DeepSeek R1 671B on AMD MI300X GPUs: Maximum throughput
This article presents the performance evaluation method and results of DeepSeek R1 671B inference on 5x AMD MI300X servers (40 GPUs in total).
Overview​
The purpose of this benchmarking is to measure the maximum throughput (output tokens/sec) achievable when running distributed inference of the DeepSeek R1 671B model on a 5-node AMD MI300X GPU cluster. This metric directly determines the cost efficiency of inference service (tokens/$). This benchmarking demonstrates three key points:
- The benchmarking evaluates a distributed inference system operating at the AMD GPU cluster level in real deployments, which efficiently handles high-concurrency requests via prefill-decode disaggregation and expert parallelism.
- MoAI Inference Framework delivers industry-leading throughput on AMD MI300X GPU clusters, which enables lower cost-per-token ($/token) configurations.
- MoAI Inference Framework achieves throughput on AMD MI300X GPU clusters that is on par with what is attainable on NVIDIA H100 GPU clusters.

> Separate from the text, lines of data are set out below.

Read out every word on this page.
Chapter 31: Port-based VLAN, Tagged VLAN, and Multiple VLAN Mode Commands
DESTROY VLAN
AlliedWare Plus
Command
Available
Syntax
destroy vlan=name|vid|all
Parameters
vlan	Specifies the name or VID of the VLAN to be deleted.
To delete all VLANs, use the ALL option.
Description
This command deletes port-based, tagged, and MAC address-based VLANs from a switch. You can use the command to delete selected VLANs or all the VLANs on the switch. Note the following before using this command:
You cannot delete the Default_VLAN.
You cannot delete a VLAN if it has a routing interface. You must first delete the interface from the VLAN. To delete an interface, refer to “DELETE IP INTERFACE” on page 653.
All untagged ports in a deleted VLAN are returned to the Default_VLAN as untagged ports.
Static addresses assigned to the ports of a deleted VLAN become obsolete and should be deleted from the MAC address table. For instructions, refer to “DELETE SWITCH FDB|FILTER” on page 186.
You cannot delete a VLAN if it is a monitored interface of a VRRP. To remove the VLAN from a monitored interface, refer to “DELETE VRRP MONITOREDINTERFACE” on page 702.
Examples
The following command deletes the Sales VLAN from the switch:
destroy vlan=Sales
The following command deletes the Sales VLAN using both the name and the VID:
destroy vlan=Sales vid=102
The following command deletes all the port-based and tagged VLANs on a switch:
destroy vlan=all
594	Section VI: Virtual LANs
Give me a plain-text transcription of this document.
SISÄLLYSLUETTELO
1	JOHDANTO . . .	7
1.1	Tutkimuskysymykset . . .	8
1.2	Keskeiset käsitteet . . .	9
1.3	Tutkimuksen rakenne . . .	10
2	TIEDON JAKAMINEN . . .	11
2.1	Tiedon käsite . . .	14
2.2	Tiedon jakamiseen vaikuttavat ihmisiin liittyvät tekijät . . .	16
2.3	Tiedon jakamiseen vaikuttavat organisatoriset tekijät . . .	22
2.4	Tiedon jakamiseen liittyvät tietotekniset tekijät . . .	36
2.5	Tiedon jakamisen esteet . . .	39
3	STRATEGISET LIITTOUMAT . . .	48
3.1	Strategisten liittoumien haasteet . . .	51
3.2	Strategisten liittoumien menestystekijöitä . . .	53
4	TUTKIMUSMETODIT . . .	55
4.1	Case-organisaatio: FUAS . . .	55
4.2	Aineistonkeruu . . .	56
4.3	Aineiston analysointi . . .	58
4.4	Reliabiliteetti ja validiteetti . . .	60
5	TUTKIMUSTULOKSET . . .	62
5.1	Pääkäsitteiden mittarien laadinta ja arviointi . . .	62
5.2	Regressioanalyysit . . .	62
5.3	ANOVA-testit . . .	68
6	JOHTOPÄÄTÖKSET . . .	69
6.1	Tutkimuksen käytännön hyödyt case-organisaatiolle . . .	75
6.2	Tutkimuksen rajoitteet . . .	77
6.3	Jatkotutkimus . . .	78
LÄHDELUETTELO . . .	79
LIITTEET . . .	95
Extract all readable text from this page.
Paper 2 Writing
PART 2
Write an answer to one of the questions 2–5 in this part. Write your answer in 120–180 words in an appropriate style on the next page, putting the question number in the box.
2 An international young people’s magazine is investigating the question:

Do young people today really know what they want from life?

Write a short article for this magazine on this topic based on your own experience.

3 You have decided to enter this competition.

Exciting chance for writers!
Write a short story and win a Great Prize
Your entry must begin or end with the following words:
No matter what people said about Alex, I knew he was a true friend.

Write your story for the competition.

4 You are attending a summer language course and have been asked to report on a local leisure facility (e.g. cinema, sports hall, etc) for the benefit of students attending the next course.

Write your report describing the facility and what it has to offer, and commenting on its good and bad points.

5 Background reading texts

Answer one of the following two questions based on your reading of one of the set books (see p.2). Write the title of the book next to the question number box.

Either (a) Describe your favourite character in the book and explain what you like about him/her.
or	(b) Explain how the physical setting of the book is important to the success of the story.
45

The experimental methodology was largely designed by referring to the following report from the SGLang team, which measures the performance of PD disaggregation and expert parallelism on an NVIDIA H100 GPU cluster. The key difference is that, while the SGLang team measures prefill-only and decode-only performance separately, this benchmarking integrates prefill and decode instances and measures performance in an end-to-end inference environment, which more accurately reflects real-world achievable performance.